Define the deal’s source of value and its key risks. Go a step further and elucidate an exact “deal thesis,” or a cogent reason as to why you believe the deal will enhance the value of the company. Understanding how the M&A deal will benefit the company provides you with a framework when you begin establishing business targets for the newly merged company.
Explore “the three options” for organization approach: When two companies merge, you will ultimately have three very straightforward options available for the organization of the newfound company. These are:
- Company A’s traditional methods
- Company B’s traditional methods
- A combination of the two
Framing it as such allows you to narrow your choices down quickly and inform discussions about internal structure design. Detailed descriptions of how each method would be employed in specific sectors of the company may be presented to the leadership team.

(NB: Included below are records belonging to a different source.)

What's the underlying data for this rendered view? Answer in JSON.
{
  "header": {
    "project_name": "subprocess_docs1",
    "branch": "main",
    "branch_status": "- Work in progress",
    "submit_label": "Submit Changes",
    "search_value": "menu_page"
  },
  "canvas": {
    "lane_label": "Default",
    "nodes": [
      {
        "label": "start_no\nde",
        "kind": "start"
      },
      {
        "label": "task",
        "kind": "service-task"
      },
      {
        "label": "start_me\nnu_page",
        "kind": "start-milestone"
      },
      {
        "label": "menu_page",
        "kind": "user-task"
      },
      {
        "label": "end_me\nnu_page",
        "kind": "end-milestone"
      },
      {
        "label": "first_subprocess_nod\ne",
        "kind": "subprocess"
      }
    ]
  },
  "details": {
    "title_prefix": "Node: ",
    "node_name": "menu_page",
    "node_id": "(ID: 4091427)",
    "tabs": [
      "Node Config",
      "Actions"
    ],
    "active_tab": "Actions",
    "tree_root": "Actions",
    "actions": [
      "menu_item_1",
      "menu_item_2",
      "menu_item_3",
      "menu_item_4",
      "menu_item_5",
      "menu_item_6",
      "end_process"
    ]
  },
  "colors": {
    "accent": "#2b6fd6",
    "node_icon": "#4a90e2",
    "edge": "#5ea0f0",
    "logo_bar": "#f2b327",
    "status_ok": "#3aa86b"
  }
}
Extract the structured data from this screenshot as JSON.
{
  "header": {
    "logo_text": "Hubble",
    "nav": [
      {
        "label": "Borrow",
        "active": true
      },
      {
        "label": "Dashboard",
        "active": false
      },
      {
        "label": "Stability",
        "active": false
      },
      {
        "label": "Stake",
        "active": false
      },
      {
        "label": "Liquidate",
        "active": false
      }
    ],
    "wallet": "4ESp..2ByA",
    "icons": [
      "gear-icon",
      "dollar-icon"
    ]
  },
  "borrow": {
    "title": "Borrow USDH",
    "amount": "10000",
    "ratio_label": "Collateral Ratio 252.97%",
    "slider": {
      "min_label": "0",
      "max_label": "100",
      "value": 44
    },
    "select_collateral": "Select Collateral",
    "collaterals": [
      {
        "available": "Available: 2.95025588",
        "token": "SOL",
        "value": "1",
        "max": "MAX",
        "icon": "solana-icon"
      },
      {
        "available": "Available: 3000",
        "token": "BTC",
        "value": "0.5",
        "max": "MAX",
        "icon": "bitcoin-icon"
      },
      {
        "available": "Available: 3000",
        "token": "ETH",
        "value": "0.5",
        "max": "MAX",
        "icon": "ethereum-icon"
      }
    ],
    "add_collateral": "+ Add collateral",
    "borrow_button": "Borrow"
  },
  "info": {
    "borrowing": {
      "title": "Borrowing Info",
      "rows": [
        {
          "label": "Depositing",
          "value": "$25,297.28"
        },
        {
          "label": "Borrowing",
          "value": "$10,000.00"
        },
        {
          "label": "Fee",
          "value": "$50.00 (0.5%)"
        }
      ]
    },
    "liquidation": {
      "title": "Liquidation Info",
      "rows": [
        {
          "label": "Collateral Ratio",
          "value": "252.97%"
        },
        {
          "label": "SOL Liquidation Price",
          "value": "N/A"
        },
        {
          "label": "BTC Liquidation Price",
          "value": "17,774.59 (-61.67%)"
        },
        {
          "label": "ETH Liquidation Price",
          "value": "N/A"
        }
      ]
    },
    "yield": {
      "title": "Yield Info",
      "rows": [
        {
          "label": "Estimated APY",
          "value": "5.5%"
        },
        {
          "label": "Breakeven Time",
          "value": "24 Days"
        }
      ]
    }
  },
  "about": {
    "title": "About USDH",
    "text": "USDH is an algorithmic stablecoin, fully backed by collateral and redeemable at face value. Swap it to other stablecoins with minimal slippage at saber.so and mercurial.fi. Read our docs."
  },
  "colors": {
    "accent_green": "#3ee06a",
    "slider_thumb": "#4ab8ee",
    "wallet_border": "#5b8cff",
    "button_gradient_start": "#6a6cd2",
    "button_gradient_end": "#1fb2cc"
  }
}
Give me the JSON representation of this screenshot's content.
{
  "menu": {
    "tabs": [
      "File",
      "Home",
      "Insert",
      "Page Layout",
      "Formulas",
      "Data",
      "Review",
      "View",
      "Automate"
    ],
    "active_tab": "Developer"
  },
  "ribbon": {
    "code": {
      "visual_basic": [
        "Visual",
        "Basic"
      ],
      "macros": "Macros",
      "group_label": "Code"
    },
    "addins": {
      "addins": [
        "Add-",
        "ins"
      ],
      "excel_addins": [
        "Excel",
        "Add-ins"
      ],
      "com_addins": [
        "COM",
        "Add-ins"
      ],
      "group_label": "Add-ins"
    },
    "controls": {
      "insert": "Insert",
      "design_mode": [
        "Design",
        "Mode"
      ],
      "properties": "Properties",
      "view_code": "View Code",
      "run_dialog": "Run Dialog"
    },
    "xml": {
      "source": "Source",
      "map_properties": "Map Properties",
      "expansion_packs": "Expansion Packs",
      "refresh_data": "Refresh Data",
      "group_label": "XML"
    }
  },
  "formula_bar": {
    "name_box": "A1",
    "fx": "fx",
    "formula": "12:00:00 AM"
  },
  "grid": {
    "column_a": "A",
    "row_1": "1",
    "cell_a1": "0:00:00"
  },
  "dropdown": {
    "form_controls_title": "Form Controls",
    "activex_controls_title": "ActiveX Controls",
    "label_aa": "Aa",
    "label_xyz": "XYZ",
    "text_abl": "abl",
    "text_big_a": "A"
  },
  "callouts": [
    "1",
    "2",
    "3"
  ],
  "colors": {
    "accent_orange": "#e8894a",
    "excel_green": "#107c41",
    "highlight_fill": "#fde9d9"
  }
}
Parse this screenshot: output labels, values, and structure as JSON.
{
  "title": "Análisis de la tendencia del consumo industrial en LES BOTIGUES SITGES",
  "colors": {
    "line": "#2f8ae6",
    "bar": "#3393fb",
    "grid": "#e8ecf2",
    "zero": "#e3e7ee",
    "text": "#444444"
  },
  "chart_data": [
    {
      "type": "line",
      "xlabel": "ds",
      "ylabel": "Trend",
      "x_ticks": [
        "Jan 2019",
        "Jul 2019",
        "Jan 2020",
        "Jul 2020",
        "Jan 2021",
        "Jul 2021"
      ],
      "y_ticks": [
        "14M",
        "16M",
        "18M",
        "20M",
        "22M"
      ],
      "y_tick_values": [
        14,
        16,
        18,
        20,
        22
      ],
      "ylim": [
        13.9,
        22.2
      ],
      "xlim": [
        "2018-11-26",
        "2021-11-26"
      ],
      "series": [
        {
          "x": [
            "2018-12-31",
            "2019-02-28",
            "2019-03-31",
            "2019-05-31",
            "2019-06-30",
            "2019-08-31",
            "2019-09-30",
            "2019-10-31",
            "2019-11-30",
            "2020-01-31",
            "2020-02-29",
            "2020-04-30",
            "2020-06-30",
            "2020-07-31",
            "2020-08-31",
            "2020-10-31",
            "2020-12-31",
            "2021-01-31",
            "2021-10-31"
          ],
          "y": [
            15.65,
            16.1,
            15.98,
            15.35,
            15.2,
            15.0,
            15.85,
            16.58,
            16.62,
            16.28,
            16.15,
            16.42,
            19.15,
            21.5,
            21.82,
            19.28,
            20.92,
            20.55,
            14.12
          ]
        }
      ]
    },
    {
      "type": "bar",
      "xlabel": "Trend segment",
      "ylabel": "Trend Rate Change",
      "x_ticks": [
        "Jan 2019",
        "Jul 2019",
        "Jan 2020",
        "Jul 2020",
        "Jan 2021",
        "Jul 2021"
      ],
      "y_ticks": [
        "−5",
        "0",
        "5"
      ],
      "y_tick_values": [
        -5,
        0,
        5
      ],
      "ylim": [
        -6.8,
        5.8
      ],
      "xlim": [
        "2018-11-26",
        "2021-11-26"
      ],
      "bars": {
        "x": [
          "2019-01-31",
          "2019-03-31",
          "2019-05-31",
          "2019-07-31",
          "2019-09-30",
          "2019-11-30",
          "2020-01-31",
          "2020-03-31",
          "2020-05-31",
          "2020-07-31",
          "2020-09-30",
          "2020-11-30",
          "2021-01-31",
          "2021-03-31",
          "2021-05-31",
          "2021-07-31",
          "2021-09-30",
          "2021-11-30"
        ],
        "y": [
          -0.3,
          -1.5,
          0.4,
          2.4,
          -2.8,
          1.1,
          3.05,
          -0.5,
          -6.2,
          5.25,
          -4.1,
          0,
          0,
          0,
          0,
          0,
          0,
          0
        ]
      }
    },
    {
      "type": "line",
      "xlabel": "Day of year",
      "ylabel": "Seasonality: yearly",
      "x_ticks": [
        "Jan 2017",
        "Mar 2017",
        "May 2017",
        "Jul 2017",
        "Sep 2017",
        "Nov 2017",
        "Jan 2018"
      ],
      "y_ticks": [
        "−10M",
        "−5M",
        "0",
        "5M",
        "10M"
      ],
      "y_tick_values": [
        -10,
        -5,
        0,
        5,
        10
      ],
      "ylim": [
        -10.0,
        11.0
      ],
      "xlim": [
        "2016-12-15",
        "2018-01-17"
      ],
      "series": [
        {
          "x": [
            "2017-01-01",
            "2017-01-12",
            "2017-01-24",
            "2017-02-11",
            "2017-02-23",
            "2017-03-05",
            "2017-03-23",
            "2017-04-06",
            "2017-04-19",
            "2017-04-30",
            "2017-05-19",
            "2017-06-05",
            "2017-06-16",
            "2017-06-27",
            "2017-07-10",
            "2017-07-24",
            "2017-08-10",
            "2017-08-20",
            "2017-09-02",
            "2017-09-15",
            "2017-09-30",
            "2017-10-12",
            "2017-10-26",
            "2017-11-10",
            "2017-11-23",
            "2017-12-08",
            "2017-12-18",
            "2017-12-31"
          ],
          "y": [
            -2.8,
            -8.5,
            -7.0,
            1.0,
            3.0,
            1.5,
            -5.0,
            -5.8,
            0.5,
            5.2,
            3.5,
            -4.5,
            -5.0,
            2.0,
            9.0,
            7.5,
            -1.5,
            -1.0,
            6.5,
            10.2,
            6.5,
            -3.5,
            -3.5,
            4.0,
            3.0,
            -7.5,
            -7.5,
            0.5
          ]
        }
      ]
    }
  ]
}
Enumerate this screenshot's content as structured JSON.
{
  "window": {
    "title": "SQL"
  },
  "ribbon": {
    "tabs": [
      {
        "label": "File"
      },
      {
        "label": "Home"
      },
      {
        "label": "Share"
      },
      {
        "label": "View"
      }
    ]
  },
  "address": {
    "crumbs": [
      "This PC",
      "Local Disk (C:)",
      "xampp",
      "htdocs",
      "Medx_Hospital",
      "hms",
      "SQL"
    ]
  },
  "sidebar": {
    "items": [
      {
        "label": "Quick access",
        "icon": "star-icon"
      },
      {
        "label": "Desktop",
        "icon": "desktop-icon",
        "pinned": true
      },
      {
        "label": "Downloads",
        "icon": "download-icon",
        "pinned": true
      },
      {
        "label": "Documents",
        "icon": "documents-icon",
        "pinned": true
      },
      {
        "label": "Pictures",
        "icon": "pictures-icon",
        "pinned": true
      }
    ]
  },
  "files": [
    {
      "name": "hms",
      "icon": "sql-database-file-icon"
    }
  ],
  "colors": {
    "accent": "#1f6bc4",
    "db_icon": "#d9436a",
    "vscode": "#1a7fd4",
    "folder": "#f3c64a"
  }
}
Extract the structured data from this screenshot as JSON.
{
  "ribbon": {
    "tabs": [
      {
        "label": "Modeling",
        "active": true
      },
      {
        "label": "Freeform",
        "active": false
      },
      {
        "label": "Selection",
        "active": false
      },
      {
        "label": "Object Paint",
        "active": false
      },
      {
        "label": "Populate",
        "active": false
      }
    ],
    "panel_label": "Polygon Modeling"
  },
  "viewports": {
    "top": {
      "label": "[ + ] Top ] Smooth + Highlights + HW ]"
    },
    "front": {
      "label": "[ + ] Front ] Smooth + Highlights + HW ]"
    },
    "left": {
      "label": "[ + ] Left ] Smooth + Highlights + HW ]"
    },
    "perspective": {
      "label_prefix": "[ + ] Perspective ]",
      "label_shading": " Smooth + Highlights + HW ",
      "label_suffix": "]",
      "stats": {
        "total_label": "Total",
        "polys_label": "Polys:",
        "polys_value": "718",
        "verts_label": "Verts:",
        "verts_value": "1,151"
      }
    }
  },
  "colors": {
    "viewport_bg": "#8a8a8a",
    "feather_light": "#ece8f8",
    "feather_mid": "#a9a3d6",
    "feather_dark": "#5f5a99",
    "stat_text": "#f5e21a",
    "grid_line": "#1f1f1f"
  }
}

This way, they may conceive an idea of what these methods would look like in practice and provide feedback along the lines of: “I would not be comfortable in that role,” “we would hit a logistical snag here,” “that process is too convoluted,” “the interests of these two roles are at odds with one another,” etc. This is an effective way to jettison the less attractive options and determine which of each company’s “traditional methods” would bode well when applied to the merged company at large.